Od kilku tygodni próbowałyśmy z Salta zdobyc bilety na konferencje w Kenii, za nic nie dało się tego zrobić, już nawet nadzieja w nas przygasła gdy po raz kolejny dostałyśmy wiadomość z odmową. Nic, trudno, bez Kenii też można życ, prawda? No można, ale Kenia, Kenia, Kenia, serce Afryki, środek Czarnego Lądu, no przecież serce się kraja na samą mysl o tym, żeby tam nie poleciec kiedy przecież można, no powiedzmy że można.
Zatem człowiek myśli, główkuje, zastanawia się jakby i co by tu zrobic, żeby jednak tam się znaleźć, żeby jednak do Kenii polecieć. Nagle w kłębującej od myśli głowie rodzi się co rusz to nowa idea, jedna lepsza od drugiej, pojawiają się schematy, pojawiają się sieci połączeń jak z A do B. I nagle, pośrodku gąszcza różnych sposobów pojawia się ten jeden, ten jedyny jak ziarenko z którego wyrośnie baobab. Na pasku komunikatora zapala się zielona lampka, Niko jest dostępna. Piszę do Niko, niko starego drucha, dziewczyny która byla w zeszłym roku w główym sztabie organizatorow konferencji takiej samej jak ta w Kenii. Mówie, nie moge dostać miejsc na IC, ona odpowiada. Daj mi 10 minut.
Ósma, dziewiąta minuta, dziesiąta nie zdążyła upłynąc kiedy Niko pisze zeby skontaktowac sie z Freja, powołać się na nią i powinno byc załatwione. Pisze do Freji, mail całkiem oficjalny, tłumaczący cała zawiłą sytuacje i to, że już kolejny raz nam odmówiono z dziwnych powodów. Freya odpisuje
Wypelnij ten formularz i jutro rano powinnaś dostać potwierdzenie rejestracji.Potwierdzenie przychodzi w ciagu dwóch godzin, Gratulujemy poprawnej rejestracji na International Congress w Kenii. Podpisane Conference Committee.

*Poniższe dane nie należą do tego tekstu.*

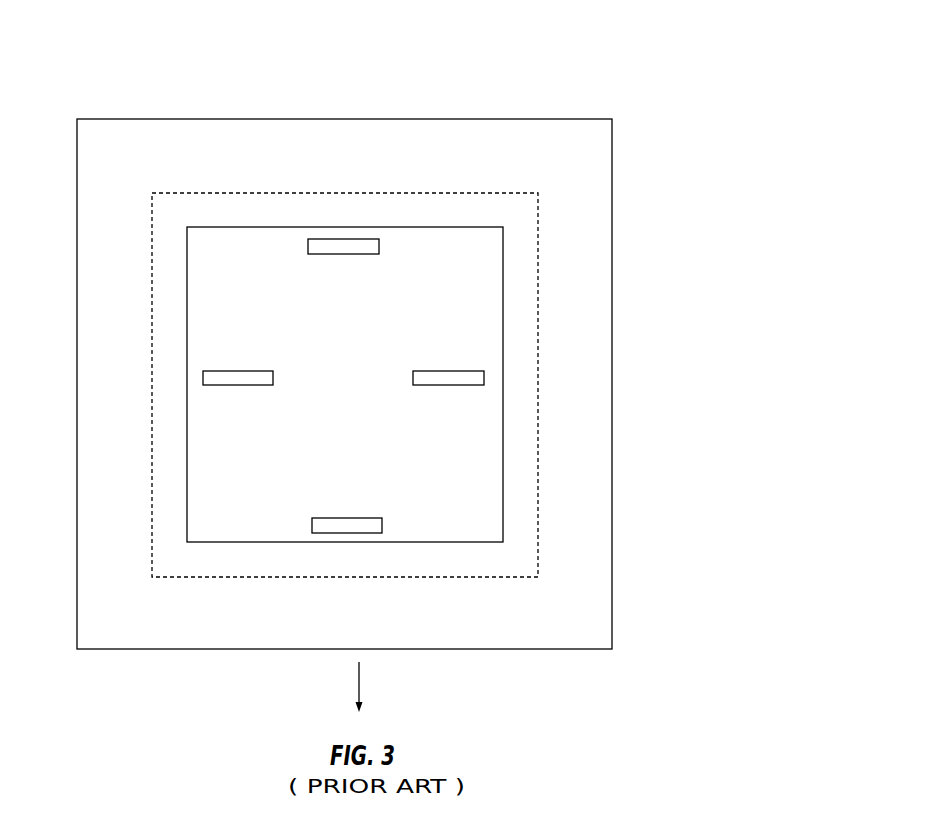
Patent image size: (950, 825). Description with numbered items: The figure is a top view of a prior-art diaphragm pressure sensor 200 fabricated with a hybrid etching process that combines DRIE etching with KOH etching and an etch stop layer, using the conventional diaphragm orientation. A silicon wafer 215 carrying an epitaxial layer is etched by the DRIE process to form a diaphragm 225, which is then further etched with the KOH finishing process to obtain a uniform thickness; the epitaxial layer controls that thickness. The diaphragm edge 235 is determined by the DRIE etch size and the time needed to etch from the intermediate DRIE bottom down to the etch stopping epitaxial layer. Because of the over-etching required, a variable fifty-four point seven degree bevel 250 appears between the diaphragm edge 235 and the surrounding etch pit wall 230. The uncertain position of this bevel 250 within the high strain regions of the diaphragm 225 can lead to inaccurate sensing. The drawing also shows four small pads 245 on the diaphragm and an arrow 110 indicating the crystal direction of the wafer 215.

Zatem 16stego sierpnia będę w Kenii, na środku świata, pośród 600 innych osób ze 110 krajów debatując, myśląc, tworząc strategie dla całej globalnej organizacji liczącej sobie 50.000 czlonków. Będe w środku czegoś niesamowitego, większego niż cokolwiek doświadczyłam dotychczas.